Les bénévoles en pandémie : rares, mais essentiels

Julien Cayouette
Julien Cayouette
Le Voyageur
Les centres de soins de longue durée ont perdu une autre ressources essentielle

La vie des résidents des centres de soins de longue durée de l’Ontario a été chamboulée par la pandémie de COVID-19, et ce, de plus d’une façon. Même dans les résidences qui n’ont pas été trop affectées par le nouveau coronavirus, une ressource est en ce moment rare : les bénévoles.

Avec 20 demandes sur le site de Volunteer Sudbury/Bénévolat Sudbury, le Centre de santé St-Joseph de Sudbury est un exemple de cette pénurie de bénévoles. Même si ceux-ci ne sont pas impliqués directement dans les soins de santé des résidents, ils n’en demeurent pas moins essentiels pour leur bienêtre.
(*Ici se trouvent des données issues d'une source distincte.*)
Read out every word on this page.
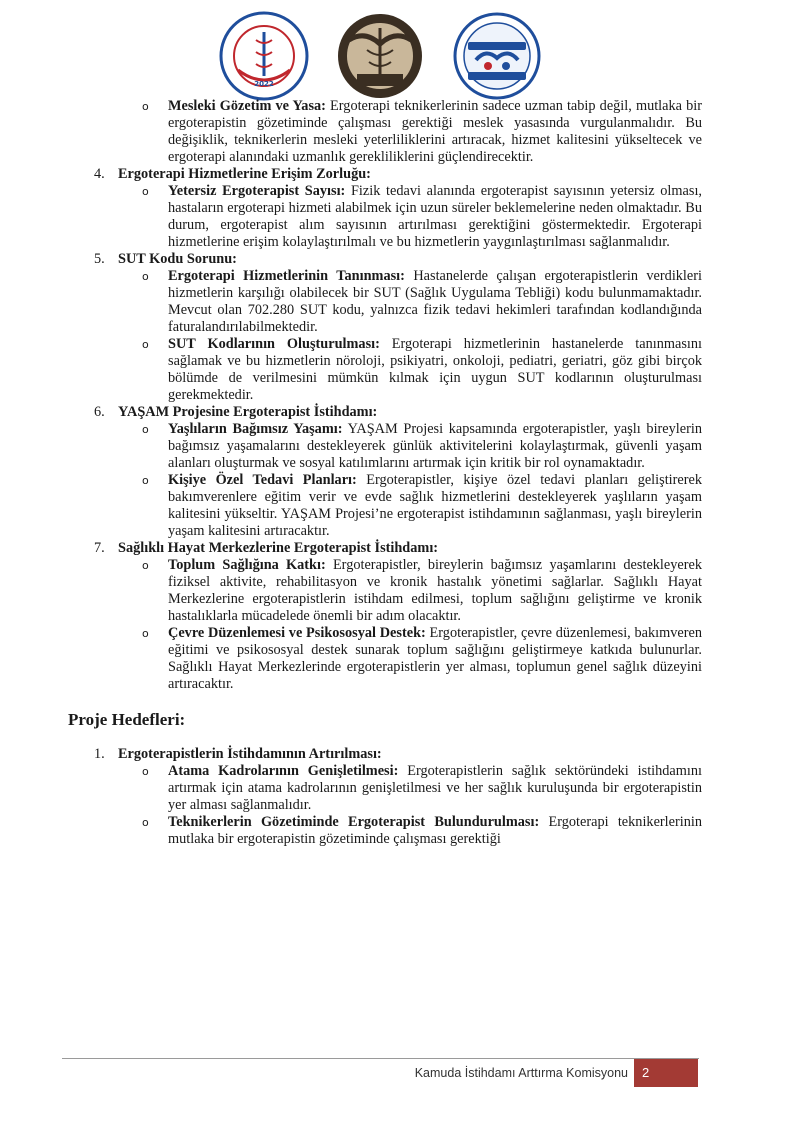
2022
o Mesleki Gözetim ve Yasa: Ergoterapi teknikerlerinin sadece uzman tabip değil, mutlaka bir ergoterapistin gözetiminde çalışması gerektiği meslek yasasında vurgulanmalıdır. Bu değişiklik, teknikerlerin mesleki yeterliliklerini artıracak, hizmet kalitesini yükseltecek ve ergoterapi alanındaki uzmanlık gerekliliklerini güçlendirecektir.

4. Ergoterapi Hizmetlerine Erişim Zorluğu:
o Yetersiz Ergoterapist Sayısı: Fizik tedavi alanında ergoterapist sayısının yetersiz olması, hastaların ergoterapi hizmeti alabilmek için uzun süreler beklemelerine neden olmaktadır. Bu durum, ergoterapist alım sayısının artırılması gerektiğini göstermektedir. Ergoterapi hizmetlerine erişim kolaylaştırılmalı ve bu hizmetlerin yaygınlaştırılması sağlanmalıdır.

5. SUT Kodu Sorunu:
o Ergoterapi Hizmetlerinin Tanınması: Hastanelerde çalışan ergoterapistlerin verdikleri hizmetlerin karşılığı olabilecek bir SUT (Sağlık Uygulama Tebliği) kodu bulunmamaktadır. Mevcut olan 702.280 SUT kodu, yalnızca fizik tedavi hekimleri tarafından kodlandığında faturalandırılabilmektedir.

o SUT Kodlarının Oluşturulması: Ergoterapi hizmetlerinin hastanelerde tanınmasını sağlamak ve bu hizmetlerin nöroloji, psikiyatri, onkoloji, pediatri, geriatri, göz gibi birçok bölümde de verilmesini mümkün kılmak için uygun SUT kodlarının oluşturulması gerekmektedir.

6. YAŞAM Projesine Ergoterapist İstihdamı:
o Yaşlıların Bağımsız Yaşamı: YAŞAM Projesi kapsamında ergoterapistler, yaşlı bireylerin bağımsız yaşamalarını destekleyerek günlük aktivitelerini kolaylaştırmak, güvenli yaşam alanları oluşturmak ve sosyal katılımlarını artırmak için kritik bir rol oynamaktadır.

o Kişiye Özel Tedavi Planları: Ergoterapistler, kişiye özel tedavi planları geliştirerek bakımverenlere eğitim verir ve evde sağlık hizmetlerini destekleyerek yaşlıların yaşam kalitesini yükseltir. YAŞAM Projesi’ne ergoterapist istihdamının sağlanması, yaşlı bireylerin yaşam kalitesini artıracaktır.

7. Sağlıklı Hayat Merkezlerine Ergoterapist İstihdamı:
o Toplum Sağlığına Katkı: Ergoterapistler, bireylerin bağımsız yaşamlarını destekleyerek fiziksel aktivite, rehabilitasyon ve kronik hastalık yönetimi sağlarlar. Sağlıklı Hayat Merkezlerine ergoterapistlerin istihdam edilmesi, toplum sağlığını geliştirme ve kronik hastalıklarla mücadelede önemli bir adım olacaktır.

o Çevre Düzenlemesi ve Psikososyal Destek: Ergoterapistler, çevre düzenlemesi, bakımveren eğitimi ve psikososyal destek sunarak toplum sağlığını geliştirmeye katkıda bulunurlar. Sağlıklı Hayat Merkezlerinde ergoterapistlerin yer alması, toplumun genel sağlık düzeyini artıracaktır.

Proje Hedefleri:
1. Ergoterapistlerin İstihdamının Artırılması:
o Atama Kadrolarının Genişletilmesi: Ergoterapistlerin sağlık sektöründeki istihdamını artırmak için atama kadrolarının genişletilmesi ve her sağlık kuruluşunda bir ergoterapistin yer alması sağlanmalıdır.

o Teknikerlerin Gözetiminde Ergoterapist Bulundurulması: Ergoterapi teknikerlerinin mutlaka bir ergoterapistin gözetiminde çalışması gerektiği

Kamuda İstihdamı Arttırma Komisyonu	2
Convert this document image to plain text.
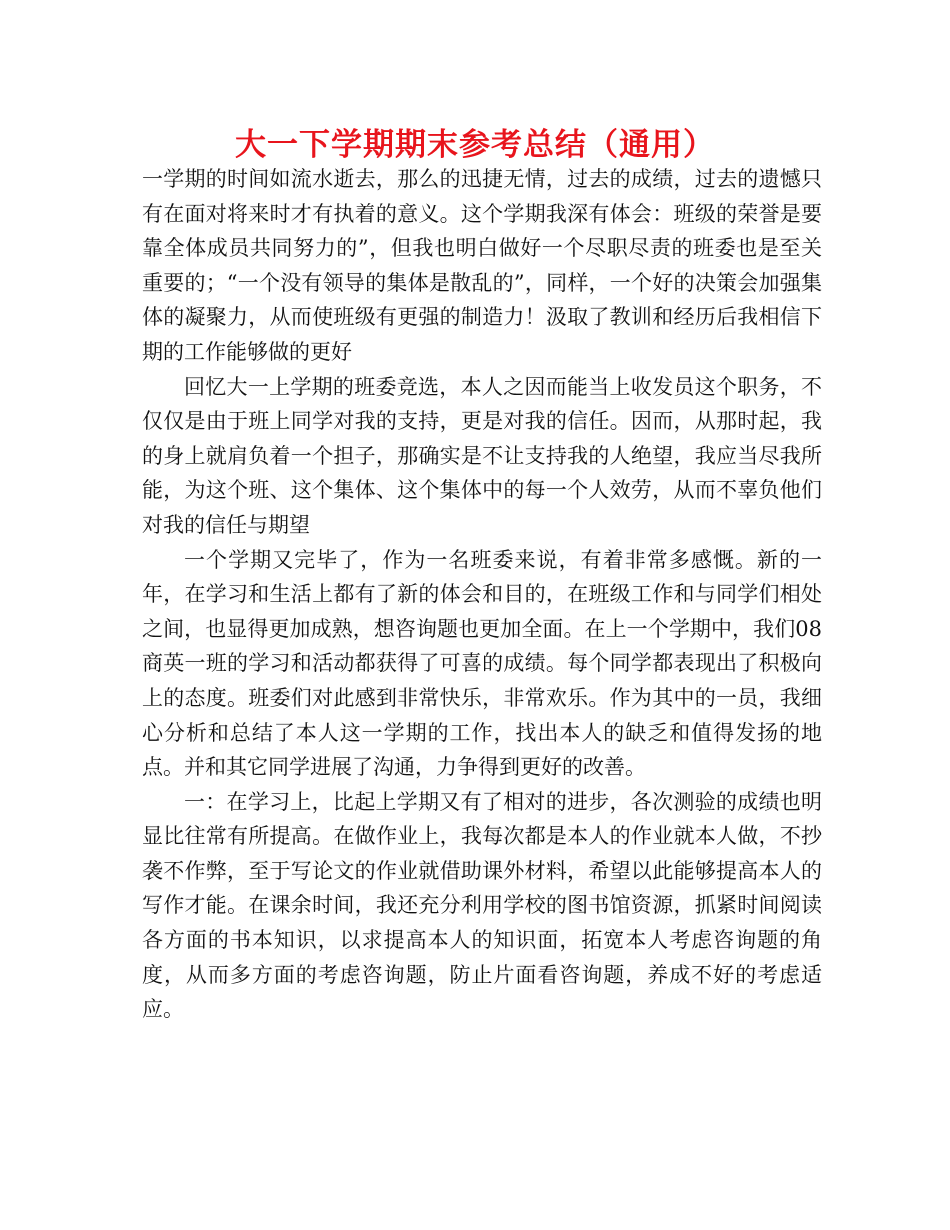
大一下学期期末参考总结（通用）

一学期的时间如流水逝去，那么的迅捷无情，过去的成绩，过去的遗憾只有在面对将来时才有执着的意义。这个学期我深有体会：班级的荣誉是要靠全体成员共同努力的”，但我也明白做好一个尽职尽责的班委也是至关重要的；“一个没有领导的集体是散乱的”，同样，一个好的决策会加强集体的凝聚力，从而使班级有更强的制造力！汲取了教训和经历后我相信下期的工作能够做的更好

回忆大一上学期的班委竞选，本人之因而能当上收发员这个职务，不仅仅是由于班上同学对我的支持，更是对我的信任。因而，从那时起，我的身上就肩负着一个担子，那确实是不让支持我的人绝望，我应当尽我所能，为这个班、这个集体、这个集体中的每一个人效劳，从而不辜负他们对我的信任与期望

一个学期又完毕了，作为一名班委来说，有着非常多感慨。新的一年，在学习和生活上都有了新的体会和目的，在班级工作和与同学们相处之间，也显得更加成熟，想咨询题也更加全面。在上一个学期中，我们08商英一班的学习和活动都获得了可喜的成绩。每个同学都表现出了积极向上的态度。班委们对此感到非常快乐，非常欢乐。作为其中的一员，我细心分析和总结了本人这一学期的工作，找出本人的缺乏和值得发扬的地点。并和其它同学进展了沟通，力争得到更好的改善。

一：在学习上，比起上学期又有了相对的进步，各次测验的成绩也明显比往常有所提高。在做作业上，我每次都是本人的作业就本人做，不抄袭不作弊，至于写论文的作业就借助课外材料，希望以此能够提高本人的写作才能。在课余时间，我还充分利用学校的图书馆资源，抓紧时间阅读各方面的书本知识，以求提高本人的知识面，拓宽本人考虑咨询题的角度，从而多方面的考虑咨询题，防止片面看咨询题，养成不好的考虑适应。
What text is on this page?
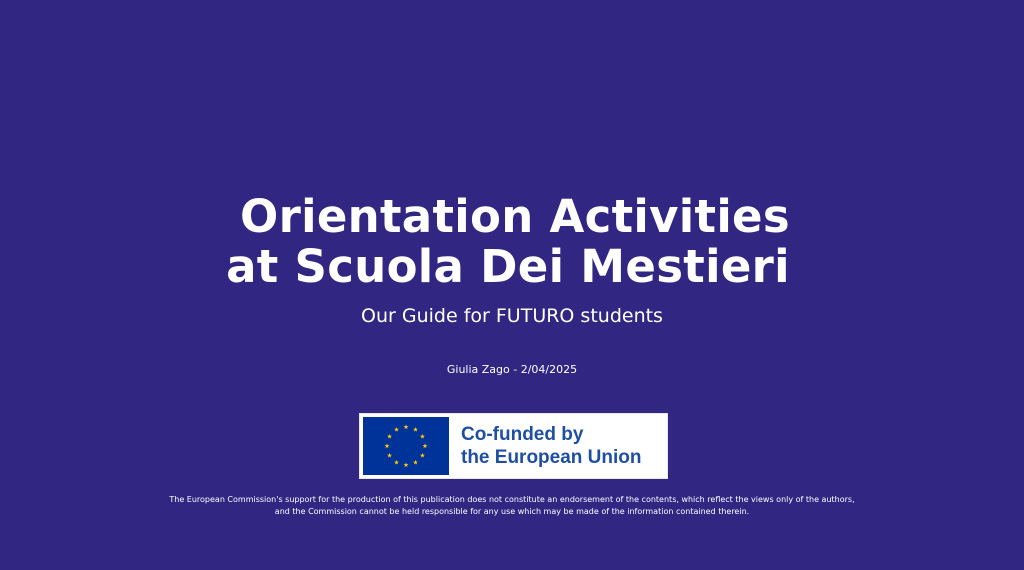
Orientation Activities
at Scuola Dei Mestieri
Our Guide for FUTURO students
Giulia Zago - 2/04/2025
Co-funded by
the European Union
The European Commission's support for the production of this publication does not constitute an endorsement of the contents, which reflect the views only of the authors,
and the Commission cannot be held responsible for any use which may be made of the information contained therein.
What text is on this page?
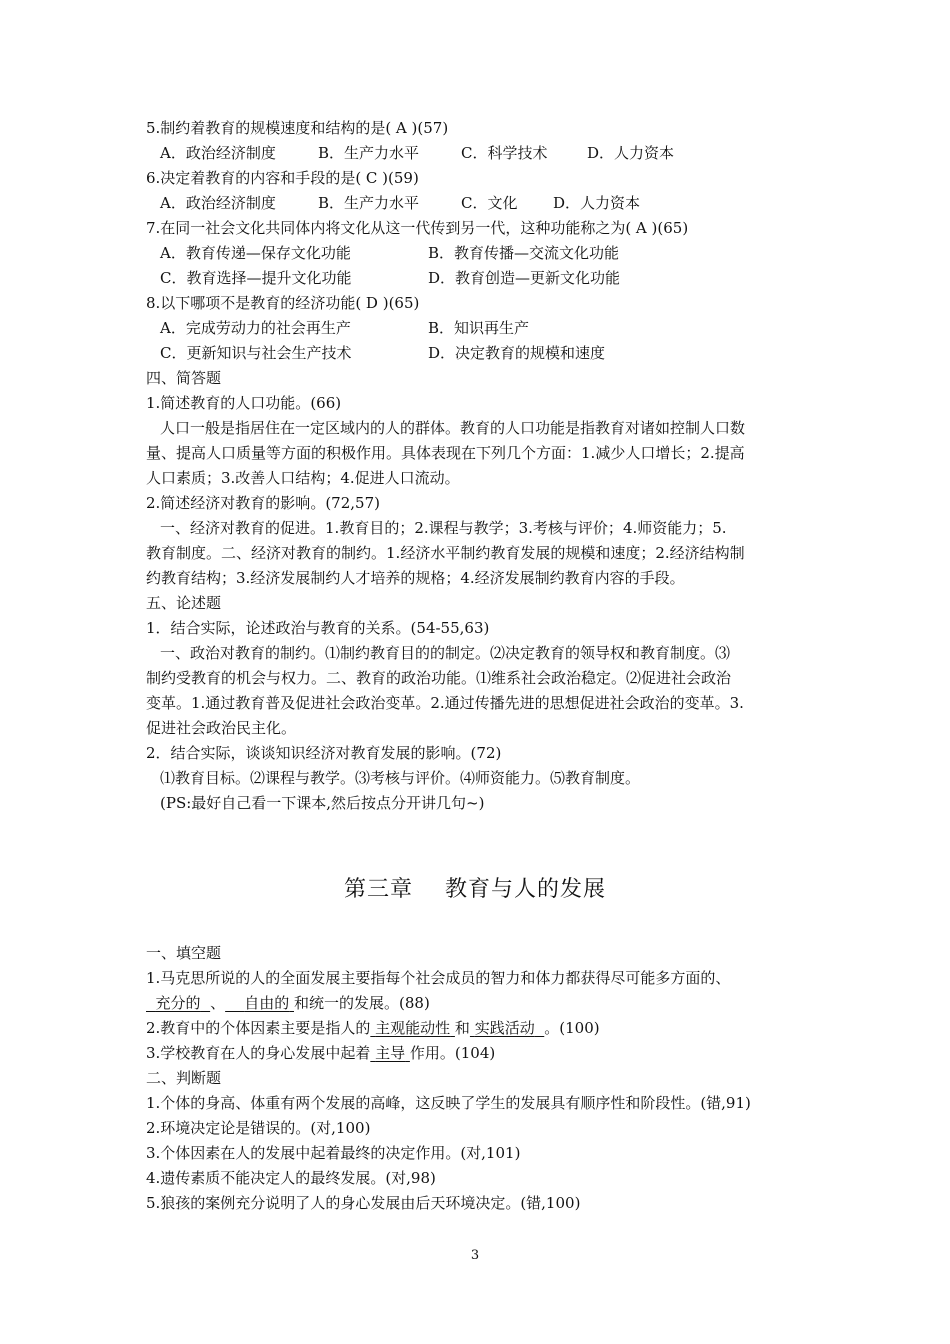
5.制约着教育的规模速度和结构的是( A )(57)
A．政治经济制度	B．生产力水平	C．科学技术	D．人力资本
6.决定着教育的内容和手段的是( C )(59)
A．政治经济制度	B．生产力水平	C．文化 D．人力资本
7.在同一社会文化共同体内将文化从这一代传到另一代，这种功能称之为( A )(65)
A．教育传递—保存文化功能	B．教育传播—交流文化功能
C．教育选择—提升文化功能	D．教育创造—更新文化功能
8.以下哪项不是教育的经济功能( D )(65)
A．完成劳动力的社会再生产	B．知识再生产
C．更新知识与社会生产技术	D．决定教育的规模和速度
四、简答题
1.简述教育的人口功能。(66)
人口一般是指居住在一定区域内的人的群体。教育的人口功能是指教育对诸如控制人口数
量、提高人口质量等方面的积极作用。具体表现在下列几个方面：1.减少人口增长；2.提高
人口素质；3.改善人口结构；4.促进人口流动。
2.简述经济对教育的影响。(72,57)
一、经济对教育的促进。1.教育目的；2.课程与教学；3.考核与评价；4.师资能力；5.
教育制度。二、经济对教育的制约。1.经济水平制约教育发展的规模和速度；2.经济结构制
约教育结构；3.经济发展制约人才培养的规格；4.经济发展制约教育内容的手段。
五、论述题
1．结合实际，论述政治与教育的关系。(54-55,63)
一、政治对教育的制约。⑴制约教育目的的制定。⑵决定教育的领导权和教育制度。⑶
制约受教育的机会与权力。二、教育的政治功能。⑴维系社会政治稳定。⑵促进社会政治
变革。1.通过教育普及促进社会政治变革。2.通过传播先进的思想促进社会政治的变革。3.
促进社会政治民主化。
2．结合实际，谈谈知识经济对教育发展的影响。(72)
⑴教育目标。⑵课程与教学。⑶考核与评价。⑷师资能力。⑸教育制度。
(PS:最好自己看一下课本,然后按点分开讲几句~)
第三章 教育与人的发展
一、填空题
1.马克思所说的人的全面发展主要指每个社会成员的智力和体力都获得尽可能多方面的、
充分的 、 自由的 和统一的发展。(88)
2.教育中的个体因素主要是指人的 主观能动性 和 实践活动 。(100)
3.学校教育在人的身心发展中起着 主导 作用。(104)
二、判断题
1.个体的身高、体重有两个发展的高峰，这反映了学生的发展具有顺序性和阶段性。(错,91)
2.环境决定论是错误的。(对,100)
3.个体因素在人的发展中起着最终的决定作用。(对,101)
4.遗传素质不能决定人的最终发展。(对,98)
5.狼孩的案例充分说明了人的身心发展由后天环境决定。(错,100)
3
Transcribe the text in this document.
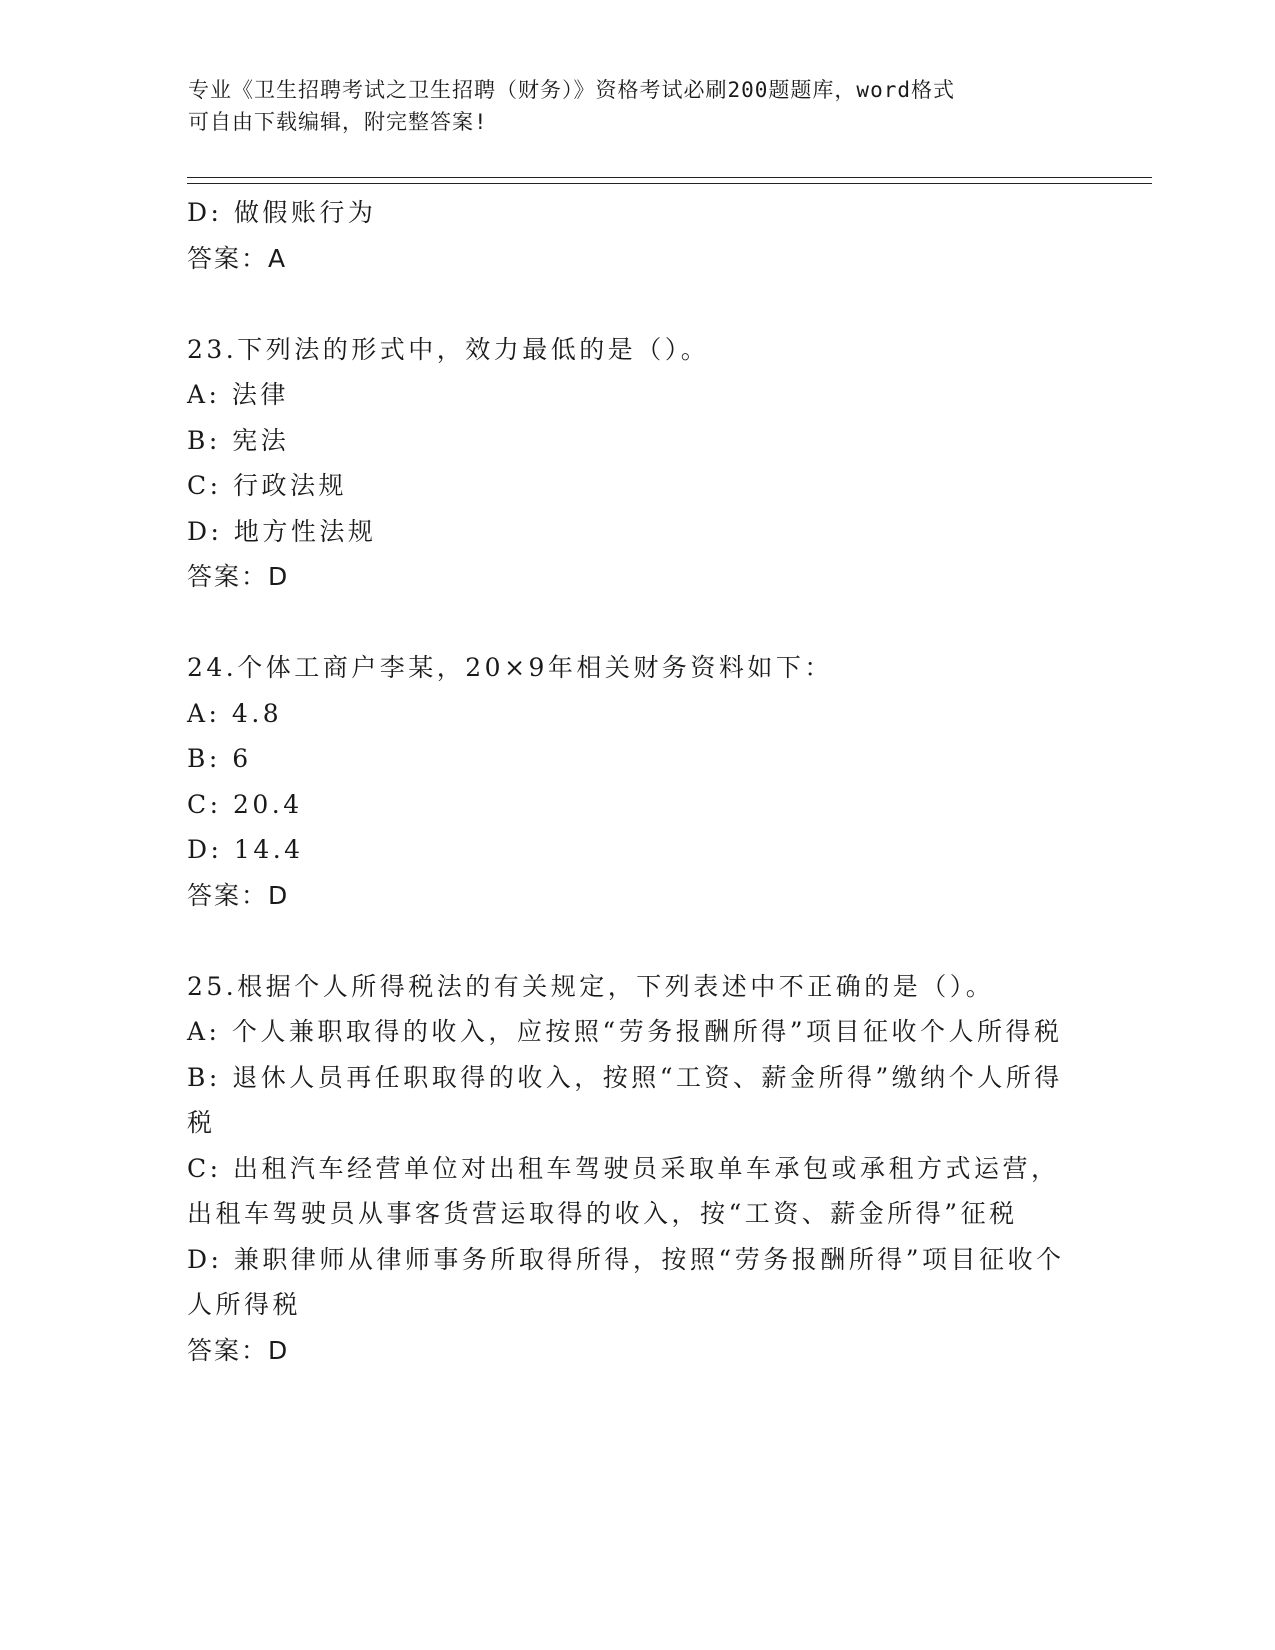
专业《卫生招聘考试之卫生招聘（财务）》资格考试必刷200题题库，word格式
可自由下载编辑，附完整答案!
D: 做假账行为
答案：A
23.下列法的形式中，效力最低的是（）。
A: 法律
B: 宪法
C: 行政法规
D: 地方性法规
答案：D
24.个体工商户李某，20×9年相关财务资料如下：
A: 4.8
B: 6
C: 20.4
D: 14.4
答案：D
25.根据个人所得税法的有关规定，下列表述中不正确的是（）。
A: 个人兼职取得的收入，应按照“劳务报酬所得”项目征收个人所得税
B: 退休人员再任职取得的收入，按照“工资、薪金所得”缴纳个人所得税
C: 出租汽车经营单位对出租车驾驶员采取单车承包或承租方式运营，出租车驾驶员从事客货营运取得的收入，按“工资、薪金所得”征税
D: 兼职律师从律师事务所取得所得，按照“劳务报酬所得”项目征收个人所得税
答案：D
«Tous les êtres humains ont besoin de contact humain, même en distanciation», rappelle la coordonnatrice des bénévoles et du placement académique du Centre, Tanya Anne Ball.

Le Centre — qui gère le centre de soins de longue durée St-Joseph, la Villa St-Joseph et la Villa St-Gabriel — a perdu plusieurs de ses bénévoles réguliers au cours de l’année. C’était normal au début de la pandémie, puisque toutes les activités non essentielles ont été suspendues. Cependant, plusieurs n’ont pas été en mesure de revenir.

Les raisons sont différentes pour chacun, note Mme Ball. Peut-être qu’ils travaillent dans un domaine où ils croisent beaucoup de gens, dans un autre site de santé, certains sont eux-mêmes plus vieux et préfèrent ne pas sortir. Il y a aussi des étudiants qui ne sont pas revenus à Sudbury puisque les cours sont à distance.

Appui au bienêtre

Les bénévoles du Centre de santé St-Joseph «prennent soin des besoins sociaux, culturels, spirituels ou religieux des résidents et des patients», explique Tanya Anne Ball. Les soins de santé en tant que tels sont laissés aux employés, mais le travail des bénévoles a quand même un impact sur la santé des résidents. Ce sont eux qui livrent les programmes de prévention des chutes ou de remise en forme.

Mme Ball donne en exemple l’activité de cyclisme extérieur, qui a pu reprendre au cours de l’été. «Elle a créé des moments mémorables, ramenant des sourires sur les visages des gens qui apprécient le calme et le soleil de l’été, l’air frais et l’effet thérapeutique de la nature ou du retour à la normalité et de voir le voisinage, selon les routes disponibles.»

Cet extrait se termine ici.